Aku mengikuti mereka dari kejauhan, membuntuti jejak sinar cahaya redup yang ditinggalkan si malaikat. Bocah itu memasuki sebuah gang kumuh dan menghampiri satu rumah tua yang tampaknya tak terurus lagi. Ia segera menutup pintunya begitu masuk dan mengatur napas. Si malaikat menembus masuk dan menenangkannya, dan aku mengikuti mereka tanpa hambatan. Bocah itu tampak lebih tenang setelah si malaikat mengusap rambutnya dengan tangan pucat yang tak terlihat oleh mata manusia.

Aku mengedarkan pandanganku.

Rumah itu kecil, namun keadaan di dalamnya amat sangat kumuh. Tak tertata. Kotor. Menjijikkan. Sampah, kaleng kosong, dan pecahan botol bertebaran di lantai. Setumpuk puntung rokok tergeletak di atas sebuah asbak karatan. Cairan-cairan lain berceceran di sepanjang lantai. Muntahan, air, alkohol, dan cairan lain yang membuat si malaikat mengernyit ngeri.

Bau busuk menguar dari dapur, dan aku mencoba untuk memeriksanya. Sedetik kulihat dapur yang berantakan itu, sedetik pula aku menjauh dari tempat itu. Benar-benar menjijikkan! Sisa-sisa makanan bertebaran, dibiarkan begitu lama hingga membusuk. Peralatan makan kotor dan berminyak bergeletak begitu saja. Ada dua ekor hewan pengerat bercicit ramai di satu sudut laci kayu dapur yang telah terlapisi minyak dan lumut.

"Aaah!"

Teriakan kesakitan itu terdengar nyaring dari ruang tamu. Segera aku melayang menuju tempat tersebut dan berhenti di dekat langit-langit rumah yang sudah tak karuan bentuknya.

"H-Hyung hentikan!"

Bocah itu kini telentang di lantai, tubuhnya bergetar kesakitan. Seorang pria berambut pirang menyala dengan mulut yang menguarkan bau alkohol. Sebatang rokok terselip di antara bibirnya, dan mata cokelatnya tajam mengkilat menatap anak kecil itu.

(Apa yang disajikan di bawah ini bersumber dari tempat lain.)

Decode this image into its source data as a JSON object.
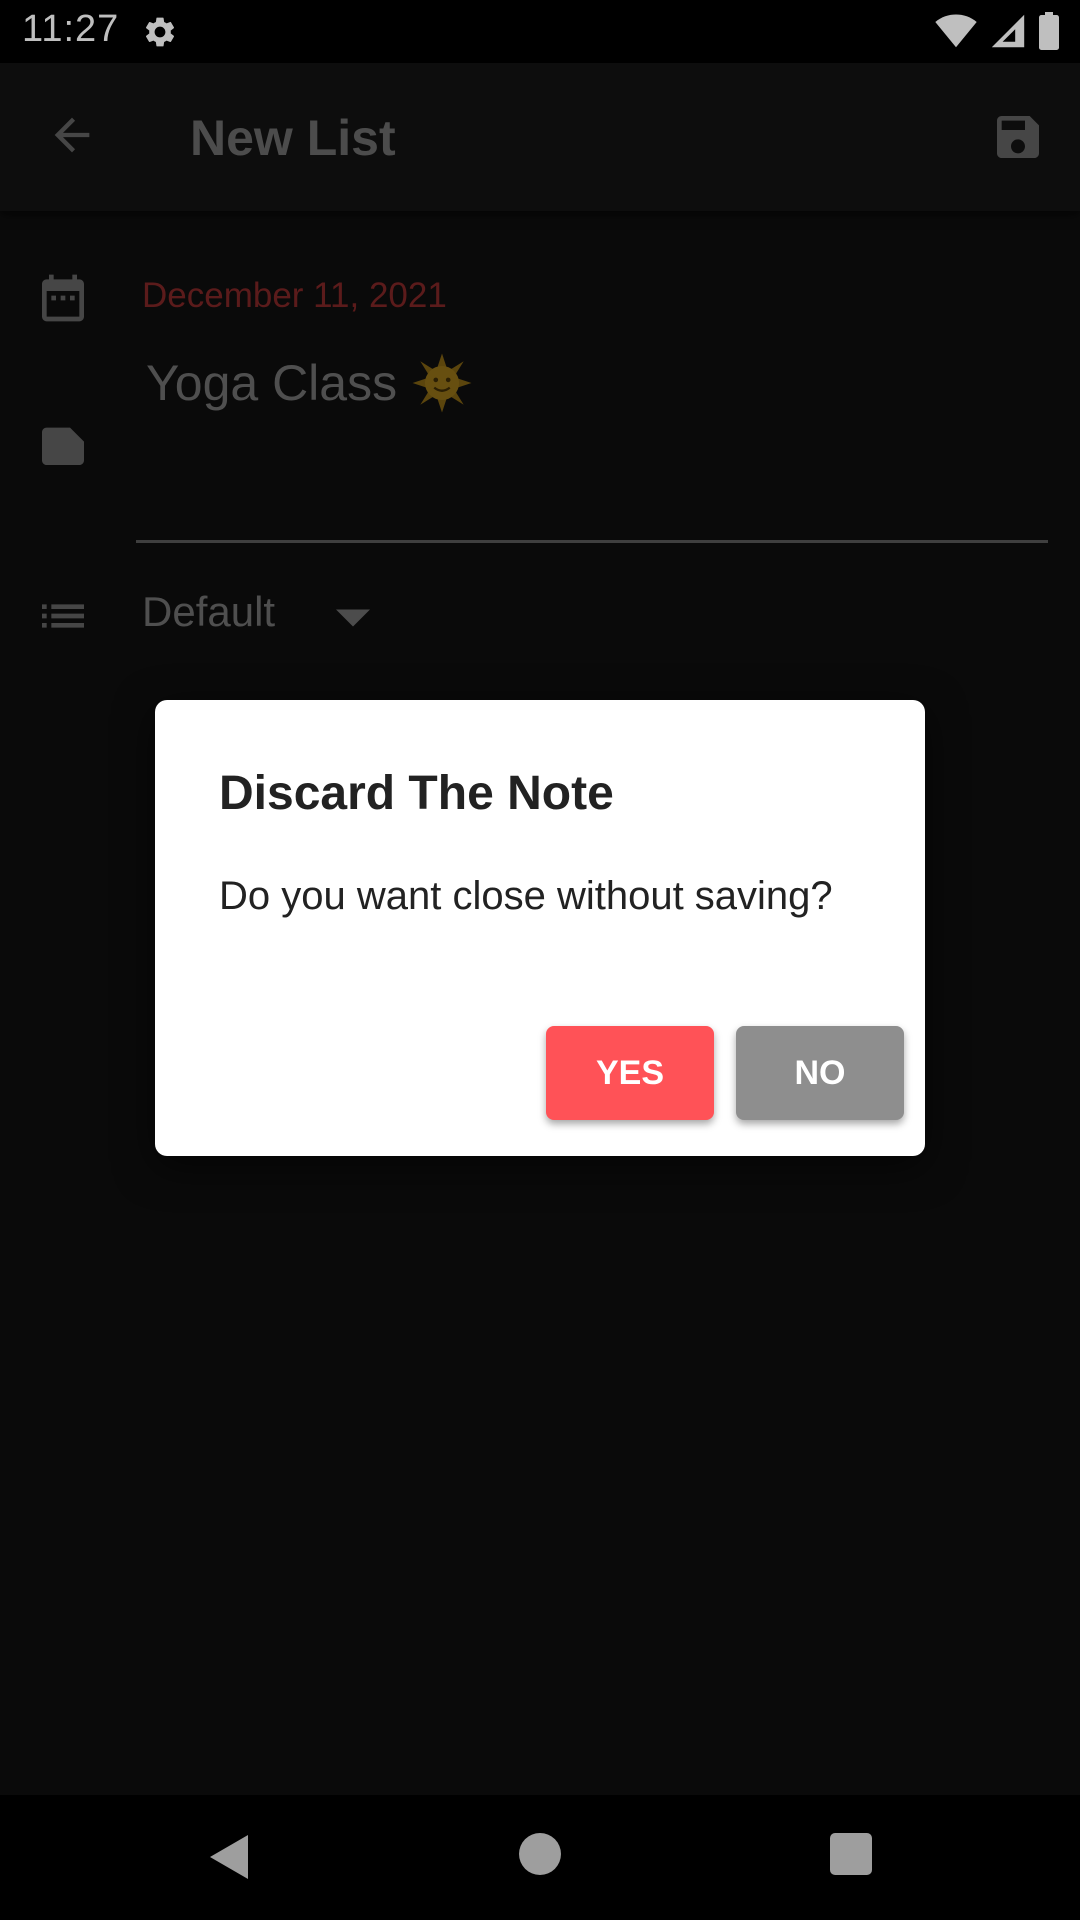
{
  "status_bar": {
    "time": "11:27"
  },
  "app_bar": {
    "title": "New List"
  },
  "form": {
    "date": "December 11, 2021",
    "note": "Yoga Class",
    "list_value": "Default"
  },
  "dialog": {
    "title": "Discard The Note",
    "message": "Do you want close without saving?",
    "yes_label": "YES",
    "no_label": "NO"
  },
  "colors": {
    "yes_button": "#ff5257",
    "no_button": "#8e8e8e",
    "date_text": "#7a2424"
  }
}
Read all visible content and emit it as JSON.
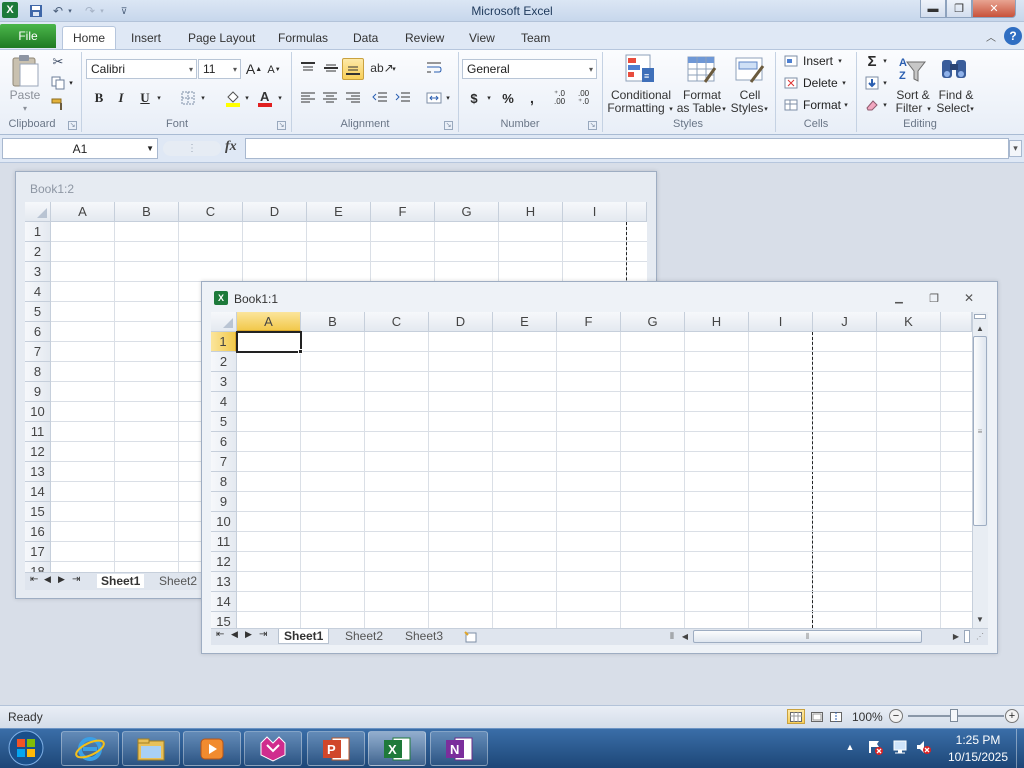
{
  "app": {
    "title": "Microsoft Excel"
  },
  "tabs": [
    {
      "label": "File"
    },
    {
      "label": "Home"
    },
    {
      "label": "Insert"
    },
    {
      "label": "Page Layout"
    },
    {
      "label": "Formulas"
    },
    {
      "label": "Data"
    },
    {
      "label": "Review"
    },
    {
      "label": "View"
    },
    {
      "label": "Team"
    }
  ],
  "ribbon": {
    "clipboard": {
      "paste": "Paste",
      "group": "Clipboard"
    },
    "font": {
      "name": "Calibri",
      "size": "11",
      "bold": "B",
      "italic": "I",
      "underline": "U",
      "group": "Font"
    },
    "alignment": {
      "group": "Alignment"
    },
    "number": {
      "format": "General",
      "currency": "$",
      "percent": "%",
      "comma": ",",
      "inc_decimal": "⁺.0 .00",
      "dec_decimal": ".00 ⁺.0",
      "group": "Number"
    },
    "styles": {
      "cond1": "Conditional",
      "cond2": "Formatting",
      "fmt1": "Format",
      "fmt2": "as Table",
      "cell1": "Cell",
      "cell2": "Styles",
      "group": "Styles"
    },
    "cells": {
      "insert": "Insert",
      "delete": "Delete",
      "format": "Format",
      "group": "Cells"
    },
    "editing": {
      "sort1": "Sort &",
      "sort2": "Filter",
      "find1": "Find &",
      "find2": "Select",
      "group": "Editing"
    }
  },
  "formula_bar": {
    "name_box": "A1",
    "fx": "fx",
    "value": ""
  },
  "windows": {
    "back": {
      "title": "Book1:2",
      "columns": [
        "A",
        "B",
        "C",
        "D",
        "E",
        "F",
        "G",
        "H",
        "I"
      ],
      "rows": [
        "1",
        "2",
        "3",
        "4",
        "5",
        "6",
        "7",
        "8",
        "9",
        "10",
        "11",
        "12",
        "13",
        "14",
        "15",
        "16",
        "17",
        "18"
      ],
      "sheet_tabs": [
        "Sheet1",
        "Sheet2"
      ]
    },
    "front": {
      "title": "Book1:1",
      "columns": [
        "A",
        "B",
        "C",
        "D",
        "E",
        "F",
        "G",
        "H",
        "I",
        "J",
        "K"
      ],
      "rows": [
        "1",
        "2",
        "3",
        "4",
        "5",
        "6",
        "7",
        "8",
        "9",
        "10",
        "11",
        "12",
        "13",
        "14",
        "15"
      ],
      "sheet_tabs": [
        "Sheet1",
        "Sheet2",
        "Sheet3"
      ],
      "active_cell": "A1"
    }
  },
  "status": {
    "ready": "Ready",
    "zoom": "100%"
  },
  "taskbar": {
    "time": "1:25 PM",
    "date": "10/15/2025"
  },
  "colors": {
    "file_tab": "#2b8a2e",
    "active_cell_header": "#f5d46e",
    "taskbar": "#245b96"
  }
}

Ia meneriaki bocah itu dengan berbagai makian kasar dalam bahasa manusia, lalu dicengkeramnya kerah leher si bocah dan membantingnya ke seberang ruangan. Tangisan perlahan terdengar dari remaja itu, sementara pria berambut merah tadi melangkah mendekatinya dengan geraman kasar.

Malaikat itu bergegas menghampiri anak asuhnya. Ia berusaha menenangkannya dengan mengelusnya, tetapi tangannya menembus tubuh bocah itu.

Aku mengerti betul apa artinya. Bocah itu akan mati. Karenanya, ikatan antar mereka perlahan-lahan mulai lepas hingga si malaikat tak dapat menyentuh si bocah lagi.

Malaikat itu menatap tangan pucatnya dengan ngeri. Perlahan ia berjongkok di samping bocah yang tak berani mengangkat kepalanya dan menyemangatinya. Darah merah mengalir dari helaian rambut pirangnya, menetes membasahi karpet merah marun yang telah berlubang di sana-sini.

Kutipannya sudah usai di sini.